MAS domestic-specific scenario state base

The state machine creator uses Smach, so it is sufficient if the states specified in the definition file inherit from smach.State as shown above.

If the skill-based architecture in mas_domestic_robotics is additionally used, the ScenarioStateBase class defined in scenario_state_base.py (which inherits from smach.State) provides some additional functionalities for more structured action execution (in particular, knowledge base management with the help of ROSPlan as well as action dispatching to the action clients in mas_domestic_robotics). To manage knowledge and enable the invocation of the action clients, the ScenarioStateBase class defines the following members:

  • sm_id: ID of the state machine to which the state belongs
  • state_name: Name of the state
  • action_name: Name of an action that should be invoked from the state (as specified in the action client launcher, e.g. the pickup client)
  • retry_count: Number of times some an execution has been retried (used if the state implements recovery behaviours)
  • executing: Indicates whether an action has been dispatched and is being executed
  • succeeded: Indicates whether the execution of an action has succeeded
  • action_dispatch_pub: The action clients in mas_domestic_robotics wait for requests by subscribing to the /kcl_rosplan/action_dispatch topic (of type rosplan_dispatch_msgs.ActionDispatch); this is a publisher for this topic
  • robot_name: The name of the robot (optional to specify, but useful in a multi-robot scenario)
  • kb_interface: An instance of mas_execution_manager.domestic_kb_interface.DomesticKbInterface providing functionalities for interacting with a knowledge base

The following member functions are also defined in the base class:

  • execute: Method in which the execution of the state is taking place. Needs to be overriden by child classes
  • get_dispatch_msg: Creates a rosplan_dispatch_msgs.ActionDispatch message for the action client associated with the state.
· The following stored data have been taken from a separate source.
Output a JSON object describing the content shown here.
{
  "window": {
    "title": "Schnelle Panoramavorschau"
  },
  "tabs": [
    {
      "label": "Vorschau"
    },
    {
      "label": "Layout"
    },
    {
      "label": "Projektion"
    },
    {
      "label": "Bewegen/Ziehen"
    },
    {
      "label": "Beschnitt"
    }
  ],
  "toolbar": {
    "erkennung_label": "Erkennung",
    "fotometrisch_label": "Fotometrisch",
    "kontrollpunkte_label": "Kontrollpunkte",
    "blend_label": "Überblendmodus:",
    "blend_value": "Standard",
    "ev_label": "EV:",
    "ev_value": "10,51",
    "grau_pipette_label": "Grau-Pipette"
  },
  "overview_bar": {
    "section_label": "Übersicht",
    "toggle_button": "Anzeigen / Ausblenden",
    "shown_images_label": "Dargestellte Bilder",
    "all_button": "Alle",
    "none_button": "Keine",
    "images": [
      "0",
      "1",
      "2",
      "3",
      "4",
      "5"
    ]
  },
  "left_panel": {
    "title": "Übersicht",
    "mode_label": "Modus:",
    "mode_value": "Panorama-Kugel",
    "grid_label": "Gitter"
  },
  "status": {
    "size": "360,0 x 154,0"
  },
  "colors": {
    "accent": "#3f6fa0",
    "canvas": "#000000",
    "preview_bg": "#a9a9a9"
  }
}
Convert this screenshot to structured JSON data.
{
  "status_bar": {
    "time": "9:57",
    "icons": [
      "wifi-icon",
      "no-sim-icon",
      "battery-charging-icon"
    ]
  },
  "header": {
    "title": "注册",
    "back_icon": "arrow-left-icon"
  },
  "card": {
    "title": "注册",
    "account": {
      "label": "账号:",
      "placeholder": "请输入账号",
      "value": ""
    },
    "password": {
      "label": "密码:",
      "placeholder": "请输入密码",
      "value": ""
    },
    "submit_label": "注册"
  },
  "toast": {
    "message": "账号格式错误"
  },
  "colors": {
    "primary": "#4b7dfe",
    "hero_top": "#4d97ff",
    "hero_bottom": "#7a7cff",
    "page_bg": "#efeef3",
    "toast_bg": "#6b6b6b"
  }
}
Needs to be overriden by child classes
  • save_current_state: Saves the current state in a mongodb_store database
  • get_action_feedback: The action clients in mas_domestic_robotics publish feedback to the /kcl_rosplan/action_feedback topic; the scenario state base has a subscriber for that topic - this method is the subscriber callback, setting the values of executing and succeeded depending on the message content
  • say: The scenario state base also has a publisher for the /say topic; this method takes a sentence as a string and publishes that one to /say so that a robot can vocalise it

A prototypical definition of a state for using the MAS-specific scenario state base is shown below:

class StateName(ScenarioStateBase):
    def __init__(self, save_sm_state=False, **kwargs):
        super(ScenarioStateBase, self).__init__('action_name',
                                                save_sm_state=save_sm_state,
                                                outcomes=['outcome_1', ... 'outcome_n'],
                                                output_keys=['key_1, ..., key_n'])
        self.sm_id = kwargs.get('sm_id', '')
        self.state_name = kwargs.get('state_name', '')
        self.arg = kwargs.get('arg_name', <default_value>)
        ...

    def execute(self, userdata):
        ...

If the states in a scenario state machine inherit from ScenarioStateBase, it is necessary to launch the ROSPlan components and mongodb_store together with the state machine creator. The mdr_rosplan_interface package includes a launcher for these components. If states inherit from ScenarioStateBase, but do not use any of the functionalities of ROSPlan or mongodb_store, simply including this launcher is sufficient (as shown here); if these functionalities are used, some of the arguments in the launch file need to be set (as illustrated here).